Эта ночь — мой последний бой во имя чести. Что-то стало заедать. Я больше не смеюсь над собой. Я слишком хорошо знаю, что насмехательство — форма бегства. Нет ничего удобнее, чем всегда скрывать то, что у тебя на сердце. Юмор — пассивно-агрессивное поведение. В глубине души сатирики завидуют «желтым жилетам». Они формулируют критику, но ничего не предлагают взамен имеющегося. Это освобождает от чувства неудовлетворенности и никуда не ведет. Голосуешь за Меланшона, потому что знаешь: его никогда не выберут. И он это знает. Удобно, когда можно все время говорить что угодно и тебя не привлекают к ответственности. Таково мое послушание: ворчать по команде и без последствий. Я присягнул безответственности, как только мне исполнилось восемнадцать. Народ этого не понимает, считает карикатуристов претенциозными, но внушающими доверие типами, а на самом деле их неуверенность вопиёт. Я мог бы звать на помощь каждую неделю, все три года, что работал на France Publique
— никто не услышал бы. Ни разу. Скажу прямо: новая гражданская война поделила французов на слушателей France Publique и тех, кто нас игнорирует. Аудитория лидера французского эфира чувствует свое превосходство над другими гражданами. Она изъясняется на более элегантном языке, без средиземноморского акцента или парижских интонаций. Губы у всех наших тонкие, стиль речи отточенный до отвращения. Рассуждают они умно, их жизненные ориентиры эрудитские, четыре шага к решению всех проблем. Наши слушатели не подвержены страхам и экзистенциальным тревогам, это миролюбивые и эко-ответственные граждане. Они ненавидят водителей грузовиков и предпочитают иметь статус государственного служащего. Членам «противоположной стороны» кажется, что они живут в какой-то другой Франции. Они бедные, хрупкие и не имеют иного выбора, кроме как потреблять вредительские наставления доктринеров. Платят им смехотворно мало, а, если начинают жаловаться и протестовать, полиция их избивает, лишает зрения, выкручивает руки. Они не понимают лексикона France Publique и никогда не слышали о существовании тоста из авокадо. Они чувствуют себя не приниженными, но исключенными из рядов. Франция утратила свой единый язык. Разобщенность носит тотальный характер.И все это разыгрывается в Париже, много суббот подряд, в одном и том же шикарном квартале. Дом общественного радио находится в XVI округе, на авеню имени убитого президента[235]

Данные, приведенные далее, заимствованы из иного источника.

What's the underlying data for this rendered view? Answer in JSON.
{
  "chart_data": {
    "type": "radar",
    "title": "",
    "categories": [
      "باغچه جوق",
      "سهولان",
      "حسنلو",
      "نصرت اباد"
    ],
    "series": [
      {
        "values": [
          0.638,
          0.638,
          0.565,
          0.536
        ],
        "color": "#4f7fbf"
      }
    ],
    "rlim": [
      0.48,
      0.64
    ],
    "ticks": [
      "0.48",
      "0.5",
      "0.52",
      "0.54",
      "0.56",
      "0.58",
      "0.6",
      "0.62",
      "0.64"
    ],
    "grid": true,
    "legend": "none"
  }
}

. Чтобы отправиться туда через несколько часов, я должен буду спуститься на авеню Клебера, где восставшие жгут «мерседесы» перед отелем Peninsula. Выслушать зубодробительный вопрос, который Натан в семь утра задаст эссеисту: «Проанализируйте, пожалуйста, эту триггерную стратегию[236] и скажите, о чем этот тропизм[237] вопрошает нас и общество?» Язык, которому я выучился в Sciences Po Paris, а Натан в École Normale supérieure, не французский, это азбука Морзе для сартровских подонков. Волапюк[238] для трепа между «знающими». Оскорбление, брошенное в лицо народу. Всякий раз, когда высший руководитель государства использует в речи англицизм или «адресует» проблему вместо того, чтобы предложить решение, он оправдывает революцию. Новые Отверженные предпочитают русское «заговорщическое» телевидение французскому этатистскому радио. Когда (и если) президенту вздумается устроить «Великие дебаты», никто не заметит двусмысленности названия, хотя выпускник Национальной школы администрации будет «выступать», а граждане — отбиваться.4
Требование момента: «никогда не относиться к себе серьезно». Но в каком мире мы окажемся, если все возьмут этот принцип на вооружение? Пора сделать признание: для меня маскарад начался с созданием в 1984 году Caca’s Club.